“Si, en el momento de la concepción, una mujer piensa en otro hombre —presente o ausente— el niño que nazca tendrá semejanza con el hombre en quien la mujer pensaba”. La afirmación es de Lemnius, un médico holandés del siglo 16, y aunque la ciencia de hoy diga lo contrario nuestro pensamiento insiste en proponernos que algo cierto debe haber en esa afirmación. El hecho de que el hombre en quien la mujer piensa pueda estar “presente o ausente” le agrega a la escena unas curiosas posibilidades.
Cuenta Heliodoro que Persina, una reina de Etiopía, negra como la noche, tuvo un bebé blanquísimo por andar obsesionada con un cuadro de Perseo y Andrómeda. Bale, por su parte, sostiene que una de las concubinas del papa Nicolás tercero dio a luz un monstruo por haber visto un oso poco antes de quedar embarazada. En la Grecia de Pericles se contaba que un próspero comerciante quiso contrarrestar la fealdad suya y la de su esposa comprando una pintura de figuras hermosas y colgándola en una pared del tálamo. Pero sus efectos en la concepción son sólo el comienzo de la influencia poderosa que la imaginación ejerce en nuestras vidas.
Dicen que las cicatrices que les salían a San Francisco y a San Dagoberto venían de la intensidad con que imaginaban las heridas de Cristo. La historia de la humanidad abunda en casos de personas a quienes su propia imaginación transformó en lobos, perros, burros, ranas y toda clase de animales. Dicen que quienes padecen de hidrofobia ven la figura de un perro cuando miran su reflejo en el agua. Dicen también que los enfermos y los melancólicos conciben cosas tan extrañas como que son mujeres, siendo hombres, así como lo contrario, o que piensan que son reyes, insectos, livianos, pesados, transparentes, de vidrio, grandiosos, minúsculos, insensibles, y hay algunos que creen que están muertos.
Muchas enfermedades se contagian por exceso de imaginación. En el siglo 16 en Inglaterra se contaba la historia del hombre que murió en presencia de alguien que se creía contagiado por la peste (aunque después se supo que estaba sano). Los adivinos ganan crédito por sembrar en sus clientes aprehensiones que provocan lo predicho.
Cuenta Aristóteles que en Grecia había gente que moría cuando veía a alguien ahorcado. En Francia en el siglo 16 hubo un judío que caminó por la noche sobre un tablón muy estrecho, pero murió al día siguiente, al ver la altura del tablón sobre el abismo.
Hace meses me propuse escribir sobre el libro más entretenido que conozco, el mamotreto que me llevaría a la isla desierta o a cualquier sitio donde fuera.
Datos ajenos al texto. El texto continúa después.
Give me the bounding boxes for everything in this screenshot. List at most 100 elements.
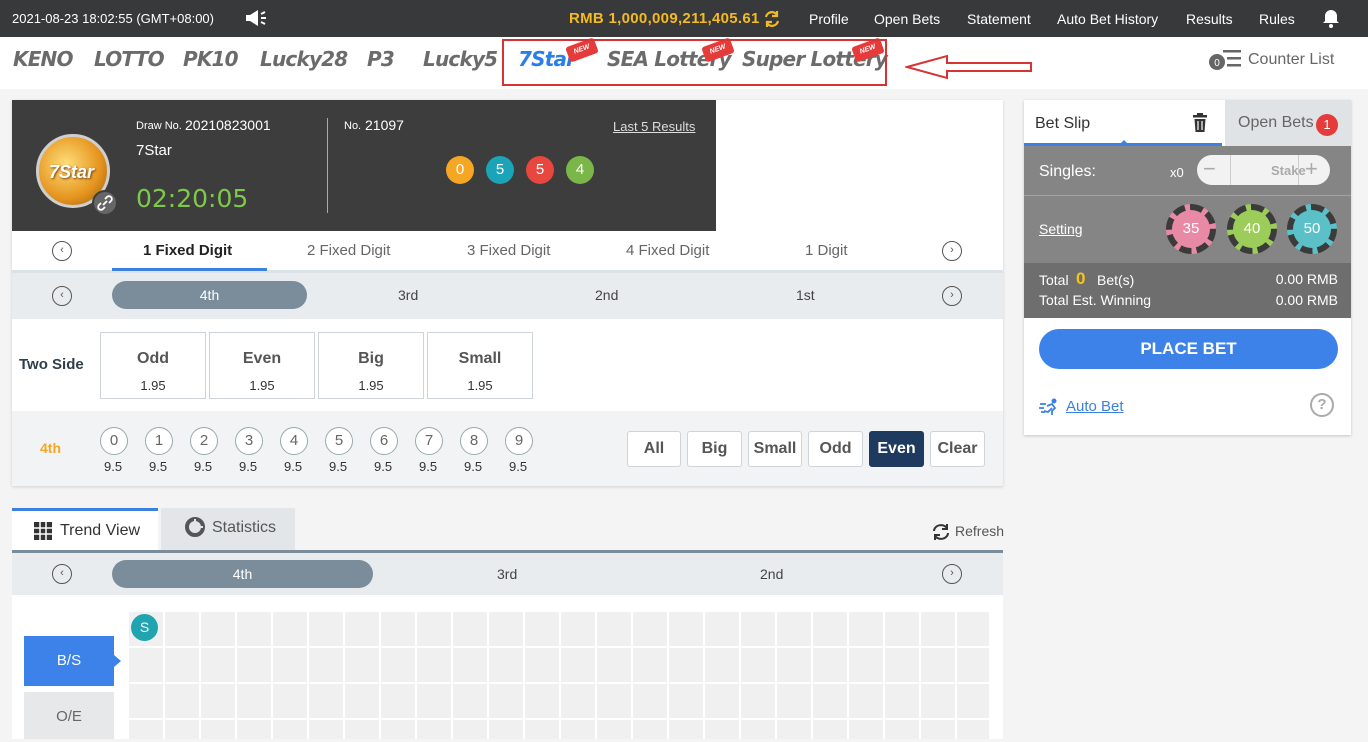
last-5-results-link[interactable]: Last 5 Results bbox=[613, 119, 695, 134]
minus-icon[interactable]: − bbox=[1203, 158, 1216, 180]
help-icon[interactable]: ? bbox=[1310, 393, 1334, 417]
option-name: Big bbox=[358, 350, 384, 367]
tab-open-bets[interactable]: Open Bets 1 bbox=[1225, 100, 1351, 146]
position-4th[interactable]: 4th bbox=[112, 281, 307, 309]
plus-icon[interactable]: + bbox=[1305, 157, 1318, 181]
quick-clear-button[interactable]: Clear bbox=[930, 431, 985, 467]
digit-ball[interactable]: 6 bbox=[370, 427, 398, 455]
quick-small-button[interactable]: Small bbox=[748, 431, 802, 467]
digit-odds: 9.5 bbox=[104, 459, 123, 474]
top-bar: 2021-08-23 18:02:55 (GMT+08:00) RMB 1,00… bbox=[0, 0, 1368, 37]
two-side-label: Two Side bbox=[19, 356, 84, 373]
nav-auto-bet-history[interactable]: Auto Bet History bbox=[1057, 11, 1158, 27]
chip-50[interactable]: 50 bbox=[1287, 204, 1337, 254]
prev-arrow-icon[interactable]: ‹ bbox=[52, 286, 72, 306]
nav-rules[interactable]: Rules bbox=[1259, 11, 1295, 27]
bet-option-odd[interactable]: Odd 1.95 bbox=[100, 332, 206, 399]
result-ball: 5 bbox=[486, 156, 514, 184]
digit-odds: 9.5 bbox=[239, 459, 258, 474]
tab-3-fixed-digit[interactable]: 3 Fixed Digit bbox=[467, 242, 550, 259]
digit-ball[interactable]: 7 bbox=[415, 427, 443, 455]
setting-link[interactable]: Setting bbox=[1039, 221, 1083, 237]
digit-ball[interactable]: 1 bbox=[145, 427, 173, 455]
game-tab-lucky28[interactable]: Lucky28 bbox=[260, 47, 348, 71]
divider bbox=[1230, 155, 1231, 185]
result-ball: 0 bbox=[446, 156, 474, 184]
tab-2-fixed-digit[interactable]: 2 Fixed Digit bbox=[307, 242, 390, 259]
digit-ball[interactable]: 0 bbox=[100, 427, 128, 455]
bet-option-big[interactable]: Big 1.95 bbox=[318, 332, 424, 399]
digit-ball[interactable]: 8 bbox=[460, 427, 488, 455]
option-odds: 1.95 bbox=[140, 378, 166, 393]
trend-position-2nd[interactable]: 2nd bbox=[760, 566, 783, 582]
singles-multiplier: x0 bbox=[1170, 165, 1184, 180]
tab-1-digit[interactable]: 1 Digit bbox=[805, 242, 848, 259]
megaphone-icon[interactable] bbox=[244, 9, 268, 27]
active-tab-underline bbox=[112, 268, 267, 271]
game-tab-p3[interactable]: P3 bbox=[367, 47, 395, 71]
quick-odd-button[interactable]: Odd bbox=[808, 431, 863, 467]
oe-trend-button[interactable]: O/E bbox=[24, 692, 114, 739]
stake-input[interactable]: Stake bbox=[1271, 163, 1306, 178]
nav-profile[interactable]: Profile bbox=[809, 11, 849, 27]
next-arrow-icon[interactable]: › bbox=[942, 286, 962, 306]
game-tab-lucky5[interactable]: Lucky5 bbox=[423, 47, 498, 71]
digit-odds: 9.5 bbox=[509, 459, 528, 474]
tab-trend-view[interactable]: Trend View bbox=[12, 508, 158, 552]
next-arrow-icon[interactable]: › bbox=[942, 241, 962, 261]
game-tab-keno[interactable]: KENO bbox=[13, 47, 73, 71]
game-tab-lotto[interactable]: LOTTO bbox=[94, 47, 165, 71]
digit-odds: 9.5 bbox=[329, 459, 348, 474]
nav-open-bets[interactable]: Open Bets bbox=[874, 11, 940, 27]
digit-odds: 9.5 bbox=[149, 459, 168, 474]
prev-arrow-icon[interactable]: ‹ bbox=[52, 564, 72, 584]
tab-statistics[interactable]: Statistics bbox=[161, 508, 295, 552]
bet-option-small[interactable]: Small 1.95 bbox=[427, 332, 533, 399]
position-tabs: ‹ 4th 3rd 2nd 1st › bbox=[12, 273, 1003, 319]
bet-type-tabs: ‹ 1 Fixed Digit 2 Fixed Digit 3 Fixed Di… bbox=[12, 231, 1003, 273]
position-2nd[interactable]: 2nd bbox=[595, 287, 618, 303]
quick-even-button[interactable]: Even bbox=[869, 431, 924, 467]
annotation-arrow-icon bbox=[905, 54, 1032, 80]
open-bets-count-badge: 1 bbox=[1316, 114, 1338, 136]
bell-icon[interactable] bbox=[1321, 8, 1341, 28]
refresh-balance-icon[interactable] bbox=[762, 9, 782, 29]
singles-row: Singles: x0 − Stake + bbox=[1024, 146, 1351, 196]
digit-odds: 9.5 bbox=[419, 459, 438, 474]
trend-mark: S bbox=[131, 614, 158, 641]
bets-label: Bet(s) bbox=[1097, 272, 1135, 288]
quick-all-button[interactable]: All bbox=[627, 431, 681, 467]
trend-position-4th[interactable]: 4th bbox=[112, 560, 373, 588]
nav-statement[interactable]: Statement bbox=[967, 11, 1031, 27]
digit-ball[interactable]: 4 bbox=[280, 427, 308, 455]
option-odds: 1.95 bbox=[467, 378, 493, 393]
digit-ball[interactable]: 2 bbox=[190, 427, 218, 455]
draw-no: 20210823001 bbox=[185, 117, 271, 133]
link-icon[interactable] bbox=[92, 190, 118, 216]
highlight-box bbox=[502, 39, 887, 86]
chip-40[interactable]: 40 bbox=[1227, 204, 1277, 254]
game-tab-pk10[interactable]: PK10 bbox=[183, 47, 239, 71]
chip-35[interactable]: 35 bbox=[1166, 204, 1216, 254]
tab-1-fixed-digit[interactable]: 1 Fixed Digit bbox=[143, 242, 232, 259]
position-1st[interactable]: 1st bbox=[796, 287, 815, 303]
option-name: Small bbox=[458, 350, 502, 367]
quick-big-button[interactable]: Big bbox=[687, 431, 742, 467]
prev-arrow-icon[interactable]: ‹ bbox=[52, 241, 72, 261]
trash-icon[interactable] bbox=[1192, 113, 1208, 133]
bet-option-even[interactable]: Even 1.95 bbox=[209, 332, 315, 399]
digit-ball[interactable]: 5 bbox=[325, 427, 353, 455]
tab-4-fixed-digit[interactable]: 4 Fixed Digit bbox=[626, 242, 709, 259]
next-arrow-icon[interactable]: › bbox=[942, 564, 962, 584]
trend-position-3rd[interactable]: 3rd bbox=[497, 566, 517, 582]
digit-ball[interactable]: 9 bbox=[505, 427, 533, 455]
tab-bet-slip[interactable]: Bet Slip bbox=[1024, 100, 1222, 146]
option-name: Even bbox=[242, 350, 282, 367]
total-amount: 0.00 RMB bbox=[1275, 271, 1338, 287]
digit-ball[interactable]: 3 bbox=[235, 427, 263, 455]
bs-trend-button[interactable]: B/S bbox=[24, 636, 121, 686]
auto-bet-link[interactable]: Auto Bet bbox=[1066, 398, 1124, 415]
place-bet-button[interactable]: PLACE BET bbox=[1039, 329, 1338, 369]
nav-results[interactable]: Results bbox=[1186, 11, 1233, 27]
position-3rd[interactable]: 3rd bbox=[398, 287, 418, 303]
Ahora mismo lo tengo conmigo durante una breve estadía en la ardorosa capital del mundo. Pero el tiempo me fue revelando lo imposible de mi tarea. Robert Burton (1577-1640) dedicó casi toda su vida a escribir y reescribir su Anatomía de la melancolía. Quizá tomaría también una vida hacerle justicia a este compendio de la rareza humana. Aquí solamente he mencionado algunas curiosas observaciones que aparecen en dos de sus casi mil páginas. Imaginen el resto y concluyan. Mientras tanto los dejo con unas preguntas que aparecen en esas mismas páginas:
¿Por qué el bostezo de una persona hace bostezar a otra? ¿Por qué una persona que orina hace que otra quiera orinar? ¿Por qué un cadáver sangra de nuevo cuando vuelve a estar en presencia del asesino?
Para Burton, todo indica que estos y otros misterios similares se pueden explicar por el influjo poderoso de nuestra propia fantasía.
*Publicado en Vivir en El Poblado el 19 de julio de 2012.